From managing conflict to healing it

Nearly four thousand years ago in the Middle East two men faced a serious conflict. It was not unlike challenges that have been confronted many times by individuals and nations throughout history. The two men had substantial wealth and were sharing the same land between them. But that piece of land simply could not provide adequate pasturage for their extensive herds or enough space to accommodate all their family members, servants, tents, and other possessions. And as the Bible relates, "There was a strife between the herdmen of Abram's cattle and the herdmen of Lot's cattle." Gen. 13:7.

Abram's response in this circumstance shows his practical wisdom and a willingness to make necessary and generous concessions. One might say that Abram offers an early example in recorded history of successful conflict management. "And Abram said unto Lot, Let there be no strife, I pray thee, between me and thee, and between my herdmen and thy herdmen; for we be brethren.

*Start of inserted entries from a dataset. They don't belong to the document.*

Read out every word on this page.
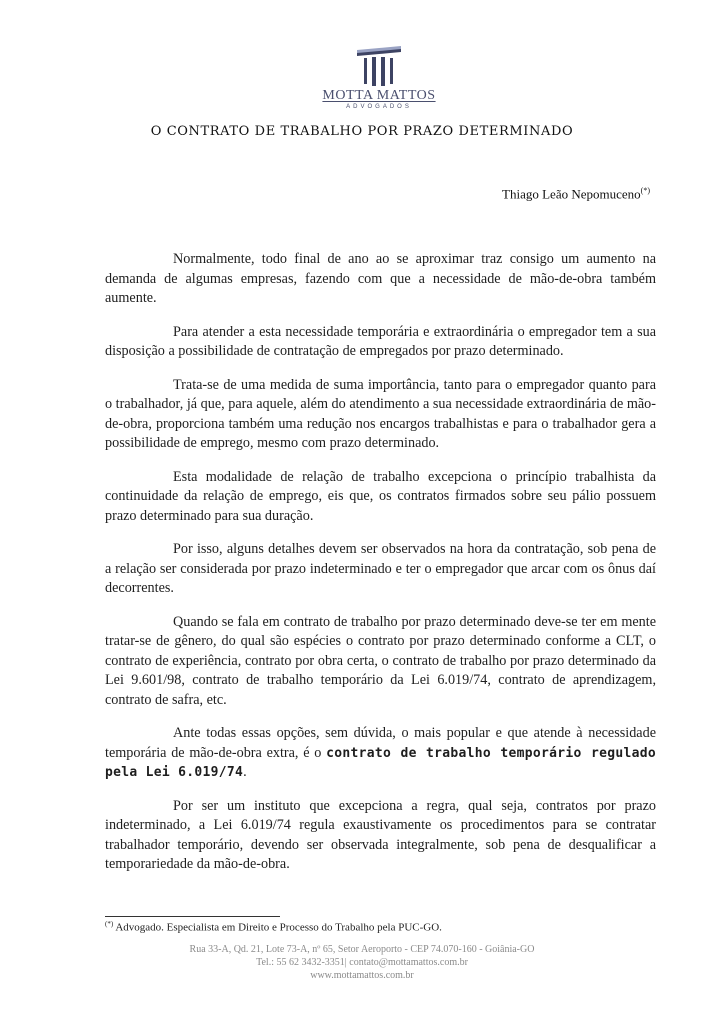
MOTTA MATTOS
ADVOGADOS
O CONTRATO DE TRABALHO POR PRAZO DETERMINADO
Thiago Leão Nepomuceno(*)

Normalmente, todo final de ano ao se aproximar traz consigo um aumento na demanda de algumas empresas, fazendo com que a necessidade de mão-de-obra também aumente.

Para atender a esta necessidade temporária e extraordinária o empregador tem a sua disposição a possibilidade de contratação de empregados por prazo determinado.

Trata-se de uma medida de suma importância, tanto para o empregador quanto para o trabalhador, já que, para aquele, além do atendimento a sua necessidade extraordinária de mão-de-obra, proporciona também uma redução nos encargos trabalhistas e para o trabalhador gera a possibilidade de emprego, mesmo com prazo determinado.

Esta modalidade de relação de trabalho excepciona o princípio trabalhista da continuidade da relação de emprego, eis que, os contratos firmados sobre seu pálio possuem prazo determinado para sua duração.

Por isso, alguns detalhes devem ser observados na hora da contratação, sob pena de a relação ser considerada por prazo indeterminado e ter o empregador que arcar com os ônus daí decorrentes.

Quando se fala em contrato de trabalho por prazo determinado deve-se ter em mente tratar-se de gênero, do qual são espécies o contrato por prazo determinado conforme a CLT, o contrato de experiência, contrato por obra certa, o contrato de trabalho por prazo determinado da Lei 9.601/98, contrato de trabalho temporário da Lei 6.019/74, contrato de aprendizagem, contrato de safra, etc.

Ante todas essas opções, sem dúvida, o mais popular e que atende à necessidade temporária de mão-de-obra extra, é o contrato de trabalho temporário regulado pela Lei 6.019/74.

Por ser um instituto que excepciona a regra, qual seja, contratos por prazo indeterminado, a Lei 6.019/74 regula exaustivamente os procedimentos para se contratar trabalhador temporário, devendo ser observada integralmente, sob pena de desqualificar a temporariedade da mão-de-obra.

(*) Advogado. Especialista em Direito e Processo do Trabalho pela PUC-GO.
Rua 33-A, Qd. 21, Lote 73-A, nº 65, Setor Aeroporto - CEP 74.070-160 - Goiânia-GO
Tel.: 55 62 3432-3351| contato@mottamattos.com.br
www.mottamattos.com.br
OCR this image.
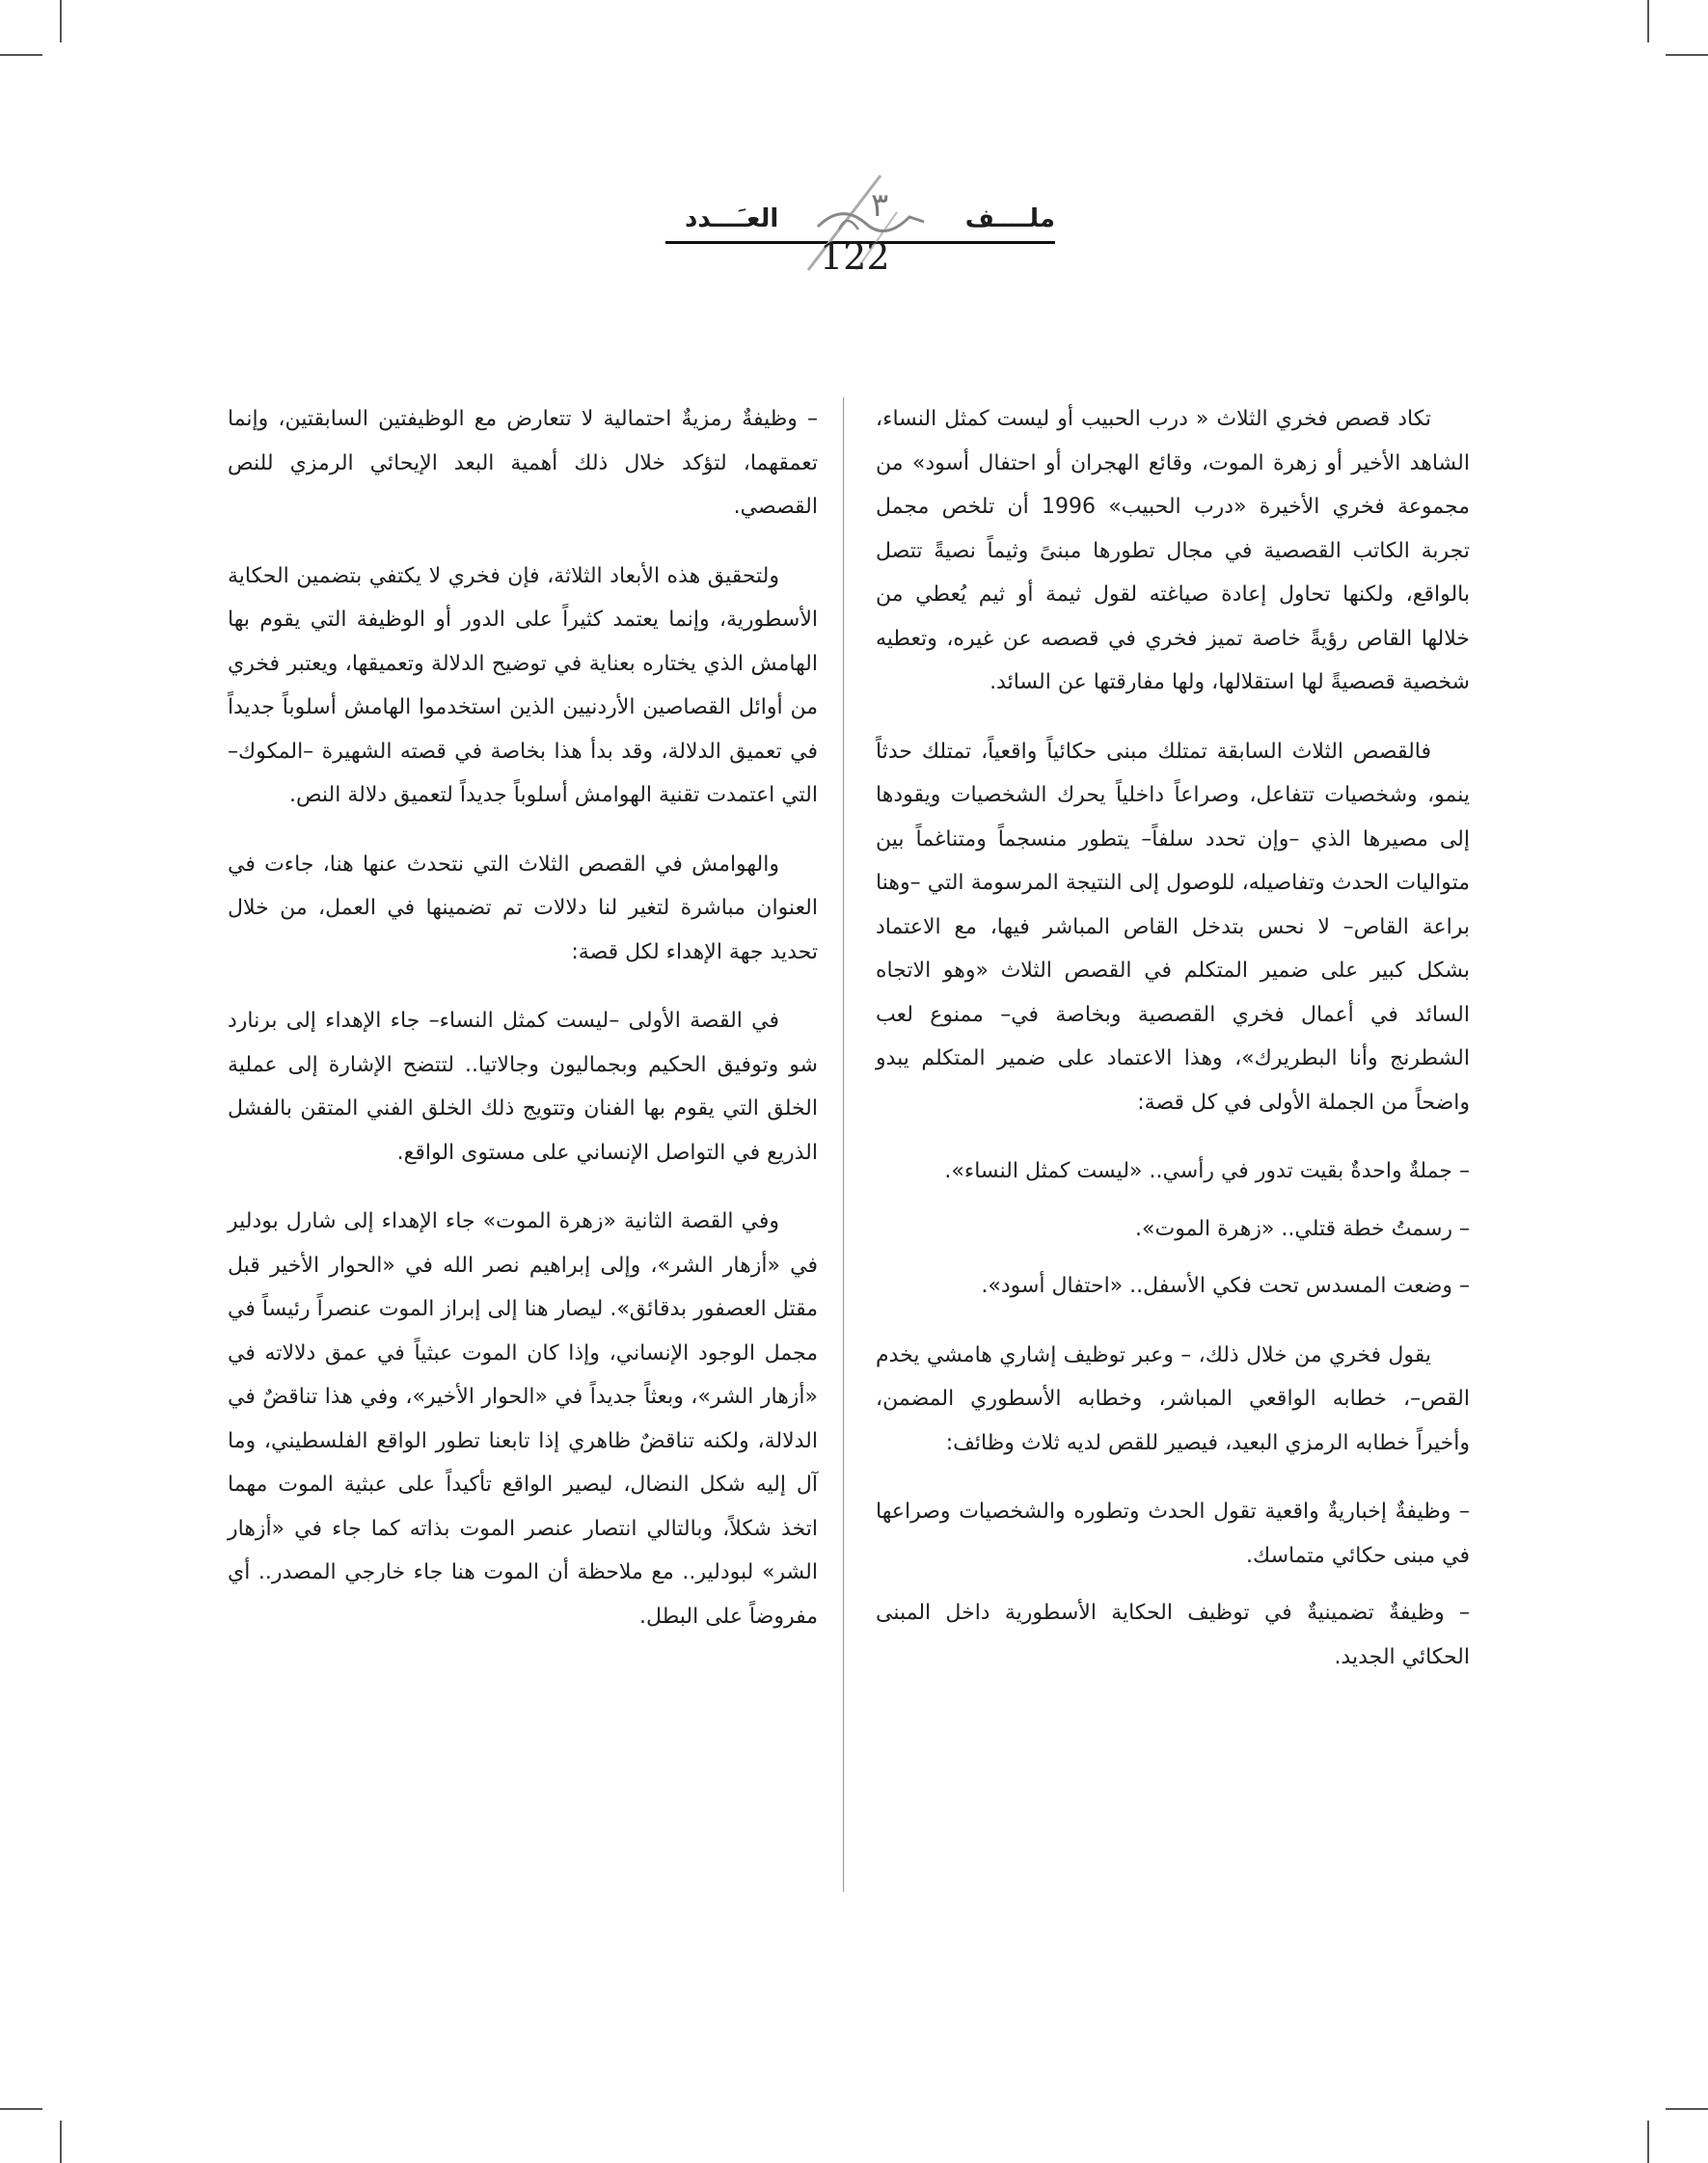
ملــــف
العـَـــدد	٣
122

تكاد قصص فخري الثلاث « درب الحبيب أو ليست كمثل النساء، الشاهد الأخير أو زهرة الموت، وقائع الهجران أو احتفال أسود» من مجموعة فخري الأخيرة «درب الحبيب» 1996 أن تلخص مجمل تجربة الكاتب القصصية في مجال تطورها مبنىً وثيماً نصيةً تتصل بالواقع، ولكنها تحاول إعادة صياغته لقول ثيمة أو ثيم يُعطي من خلالها القاص رؤيةً خاصة تميز فخري في قصصه عن غيره، وتعطيه شخصية قصصيةً لها استقلالها، ولها مفارقتها عن السائد.

فالقصص الثلاث السابقة تمتلك مبنى حكائياً واقعياً، تمتلك حدثاً ينمو، وشخصيات تتفاعل، وصراعاً داخلياً يحرك الشخصيات ويقودها إلى مصيرها الذي –وإن تحدد سلفاً– يتطور منسجماً ومتناغماً بين متواليات الحدث وتفاصيله، للوصول إلى النتيجة المرسومة التي –وهنا براعة القاص– لا نحس بتدخل القاص المباشر فيها، مع الاعتماد بشكل كبير على ضمير المتكلم في القصص الثلاث «وهو الاتجاه السائد في أعمال فخري القصصية وبخاصة في– ممنوع لعب الشطرنج وأنا البطريرك»، وهذا الاعتماد على ضمير المتكلم يبدو واضحاً من الجملة الأولى في كل قصة:

– جملةٌ واحدةٌ بقيت تدور في رأسي.. «ليست كمثل النساء».

– رسمتُ خطة قتلي.. «زهرة الموت».

– وضعت المسدس تحت فكي الأسفل.. «احتفال أسود».

يقول فخري من خلال ذلك، – وعبر توظيف إشاري هامشي يخدم القص–، خطابه الواقعي المباشر، وخطابه الأسطوري المضمن، وأخيراً خطابه الرمزي البعيد، فيصير للقص لديه ثلاث وظائف:

– وظيفةٌ إخباريةٌ واقعية تقول الحدث وتطوره والشخصيات وصراعها في مبنى حكائي متماسك.

– وظيفةٌ تضمينيةٌ في توظيف الحكاية الأسطورية داخل المبنى الحكائي الجديد.

– وظيفةٌ رمزيةٌ احتمالية لا تتعارض مع الوظيفتين السابقتين، وإنما تعمقهما، لتؤكد خلال ذلك أهمية البعد الإيحائي الرمزي للنص القصصي.

ولتحقيق هذه الأبعاد الثلاثة، فإن فخري لا يكتفي بتضمين الحكاية الأسطورية، وإنما يعتمد كثيراً على الدور أو الوظيفة التي يقوم بها الهامش الذي يختاره بعناية في توضيح الدلالة وتعميقها، ويعتبر فخري من أوائل القصاصين الأردنيين الذين استخدموا الهامش أسلوباً جديداً في تعميق الدلالة، وقد بدأ هذا بخاصة في قصته الشهيرة –المكوك– التي اعتمدت تقنية الهوامش أسلوباً جديداً لتعميق دلالة النص.

والهوامش في القصص الثلاث التي نتحدث عنها هنا، جاءت في العنوان مباشرة لتغير لنا دلالات تم تضمينها في العمل، من خلال تحديد جهة الإهداء لكل قصة:

في القصة الأولى –ليست كمثل النساء– جاء الإهداء إلى برنارد شو وتوفيق الحكيم وبجماليون وجالاتيا.. لتتضح الإشارة إلى عملية الخلق التي يقوم بها الفنان وتتويج ذلك الخلق الفني المتقن بالفشل الذريع في التواصل الإنساني على مستوى الواقع.

وفي القصة الثانية «زهرة الموت» جاء الإهداء إلى شارل بودلير في «أزهار الشر»، وإلى إبراهيم نصر الله في «الحوار الأخير قبل مقتل العصفور بدقائق». ليصار هنا إلى إبراز الموت عنصراً رئيساً في مجمل الوجود الإنساني، وإذا كان الموت عبثياً في عمق دلالاته في «أزهار الشر»، وبعثاً جديداً في «الحوار الأخير»، وفي هذا تناقضٌ في الدلالة، ولكنه تناقضٌ ظاهري إذا تابعنا تطور الواقع الفلسطيني، وما آل إليه شكل النضال، ليصير الواقع تأكيداً على عبثية الموت مهما اتخذ شكلاً، وبالتالي انتصار عنصر الموت بذاته كما جاء في «أزهار الشر» لبودلير.. مع ملاحظة أن الموت هنا جاء خارجي المصدر.. أي مفروضاً على البطل.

Is not the whole land before thee? separate thyself, I pray thee, from me: if thou wilt take the left hand, then I will go to the right; or if thou depart to the right hand, then I will go to the left." Gen. 13:8, 9. It was on this basis that the strife ended.

As important as this resolution between two individuals was, the management of conflict in that single instance couldn't possibly have been sufficient to bring a wider or lasting peace to an entire region of political instability. The Bible records that not long after Lot went to the east, war arose there between opposing kings. Lot himself was temporarily taken captive.